Sorry about the cruise from hell: here, have a bathrobe
The 4000-plus exhausted passengers who lived a hellish four-day ordeal aboard the powerless and drifting Carnival Triumph cruise ship won't be left completely empty handed.
The cruise company is making a gift to the travellers of the bathrobes they were using on the ship, the company announced Friday.
Less than 24 hours after the boat docked, the first lawsuit was filed.
"Of course the bathrobes for the Carnival Triumph are complimentary," it said in a tweet on the official @carnivalcruise account.
People watch from their balconies as the Carnival Triumph arrives at the cruise terminal in Mobile on Friday. Photo: AP
But the announcement has been received with less than full-throated cheers.
"Who wants a stinky robe?!" tweeted a reporter in North Carolina, Astrid Martinez, while another user of the social media site, Natalie Eshaya, enthused sarcastically, "Oh how generous."
Another skeptic, Paul Nather, wondered "What do you think the going rate for a Carnival cruise bathrobe will be on eBay tomorrow?"
The white bathrobe has become an unlikely symbol of the nightmare of the cruise-goers, who donned them to attract attention as they stood on the drifting ship.
Others used the white terrycloth as a canvas to write messages, with one passenger proclaiming, "I survived Carnival's triumph redbags" -- a reference to the bags that substituted for toilets.
Carnival has also promised to give refunds, offer passengers another trip and cover their transportation costs home. Travellers were also to receive $US500 ($A485) in compensation.
The Triumph docked on Friday morning in the port of Mobile, Alabama. It had originally been scheduled to return to port early Monday after a weekend stop in Cozumel in Mexico, before an engine room blaze left the massive vessel without electricity to power the kitchens, toilets, and other necessities.
Passengers aboard the ship were not selfish and became comrades in a long, exhausting smelly struggle to get home.
As ship conditions deteriorated after an engine fire, travellers formed Bible study groups, shared or traded precious supplies and welcomed strangers into their private cabins.
Even after they have returned to the everyday luxuries of hot showers and cold drinks, the passengers will remember the crew and the personal bonds formed during a cruel week at sea.

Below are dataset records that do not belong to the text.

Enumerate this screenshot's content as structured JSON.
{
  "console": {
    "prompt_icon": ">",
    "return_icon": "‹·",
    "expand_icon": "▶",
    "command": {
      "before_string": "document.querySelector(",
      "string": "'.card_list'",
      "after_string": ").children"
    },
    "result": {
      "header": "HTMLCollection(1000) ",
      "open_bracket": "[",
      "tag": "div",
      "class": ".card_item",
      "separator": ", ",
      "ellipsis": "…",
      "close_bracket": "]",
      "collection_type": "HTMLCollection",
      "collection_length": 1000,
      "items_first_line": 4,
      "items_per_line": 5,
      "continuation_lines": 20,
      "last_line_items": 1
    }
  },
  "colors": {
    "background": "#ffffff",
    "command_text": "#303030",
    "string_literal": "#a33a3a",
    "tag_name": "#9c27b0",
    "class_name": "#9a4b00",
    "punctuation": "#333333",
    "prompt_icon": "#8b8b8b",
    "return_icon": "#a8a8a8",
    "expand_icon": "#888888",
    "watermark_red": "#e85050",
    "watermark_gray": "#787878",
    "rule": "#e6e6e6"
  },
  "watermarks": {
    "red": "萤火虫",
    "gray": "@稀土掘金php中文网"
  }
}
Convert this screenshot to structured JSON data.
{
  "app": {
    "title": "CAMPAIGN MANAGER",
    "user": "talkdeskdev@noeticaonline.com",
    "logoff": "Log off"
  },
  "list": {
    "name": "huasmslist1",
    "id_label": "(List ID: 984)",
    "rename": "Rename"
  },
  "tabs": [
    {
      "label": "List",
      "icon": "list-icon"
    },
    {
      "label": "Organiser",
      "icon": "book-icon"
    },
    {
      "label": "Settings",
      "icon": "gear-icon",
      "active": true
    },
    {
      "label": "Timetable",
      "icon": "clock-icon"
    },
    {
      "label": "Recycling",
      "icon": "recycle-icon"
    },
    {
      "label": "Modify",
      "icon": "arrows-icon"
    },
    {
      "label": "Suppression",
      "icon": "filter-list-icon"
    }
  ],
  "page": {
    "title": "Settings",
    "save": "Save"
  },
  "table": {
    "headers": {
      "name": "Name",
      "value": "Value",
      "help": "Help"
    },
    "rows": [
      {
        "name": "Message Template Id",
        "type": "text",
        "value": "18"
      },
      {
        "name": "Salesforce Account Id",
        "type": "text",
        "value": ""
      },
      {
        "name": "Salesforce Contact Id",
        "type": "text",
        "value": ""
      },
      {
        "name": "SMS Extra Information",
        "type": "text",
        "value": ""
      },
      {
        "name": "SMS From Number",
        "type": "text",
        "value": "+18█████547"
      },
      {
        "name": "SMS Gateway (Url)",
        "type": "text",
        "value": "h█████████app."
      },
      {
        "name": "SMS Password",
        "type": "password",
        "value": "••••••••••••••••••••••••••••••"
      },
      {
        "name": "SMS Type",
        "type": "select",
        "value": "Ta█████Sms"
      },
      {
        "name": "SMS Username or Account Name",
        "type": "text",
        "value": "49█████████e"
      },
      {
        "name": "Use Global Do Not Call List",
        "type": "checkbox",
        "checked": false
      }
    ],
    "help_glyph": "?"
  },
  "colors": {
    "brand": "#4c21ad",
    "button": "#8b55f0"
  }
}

The tired tourists gave a glimpse into an intensely uncomfortable journey after reaching land on Friday.
Sandy Jackson was fortunate to have an upper-level room with a balcony and a breeze that kept the air in her cabin fresh. Rooms on the lower decks were too foul or stifling, so Jackson took in five people, including four strangers.
"We knew one, the others we're very good friends with now," Jackson said.
Brandi Dorsett said people were antsy and irritable at times, and there was tension. But it never got out of hand.
"People were bartering. Can I have your cereal for this? Can I have your drink for that?" she said. "We had one lady, she was begging for cigarettes and for nappies. There were no nappies on the boat. There was no formula."
Many of the more than 4200 people aboard were bused to New Orleans to catch a flight home or to the ship's home port in Galveston. And as if they hadn't suffered enough, one of the buses broke down during the two-hour ride to New Orleans. Passengers on a different bus reported losing their luggage.
But that was nothing compared to life on the crippled cruise liner. To pass the time, Joseph Alvarez said about 45 people gathered in a public room on the lower deck for Bible study.
"It was awesome," he said. "It lifted up our souls and gave us hope that we would get back."
Because many passengers were sleeping on the outside deck, Dwayne Chapman used his pocket knife to make tents out of bed sheets. At first, other passengers told him they thought he was going to get into trouble, but later, everyone wanted to borrow his knife to do the same thing.
"I really think we've made some lifelong friends going through this ordeal," Chapman's wife, Kim, said.
When it was over, many passengers were just grateful for simple pleasures. After days of warm drinks, Cheryl McIntosh and her husband were glad to see coolers full of ice.
"The first thing we did was open up those Diet Cokes and we drank some," McIntosh said.
Tugs pulled the ship away from the dock on Friday, moving it down a waterway to a shipyard where it will be repaired and cleaned.
The work ahead is. Passengers described water-logged carpets, sewage seeping through the walls, overflowing toilets and a stench so bad people choked.
But, by most accounts, the crew did as much as they could, using disinfectant and picking up plastic bags of faeces after toilets stopped working.
David Glocker praised the crew's efforts to help passengers and recognised the conditions for them were worse than for most passengers because their quarters were on the lowest part of the ship.
"They all had to wear masks," he said. "They worked their butts off trying to get us food."
Dorsett praised a calming voice over the ship's public address system that she knew as "Jen".
Connie Ede was on the cruise with her husband. During the fire, the two got their life jackets ready and put mobile phones, passports, money and credit cards in their pockets.
"All in all, I wish it hadn't happened, but it did, and we survived," she said.
But those gestures may not be enough. Less than 24 hours after the boat docked, the first lawsuit was filed.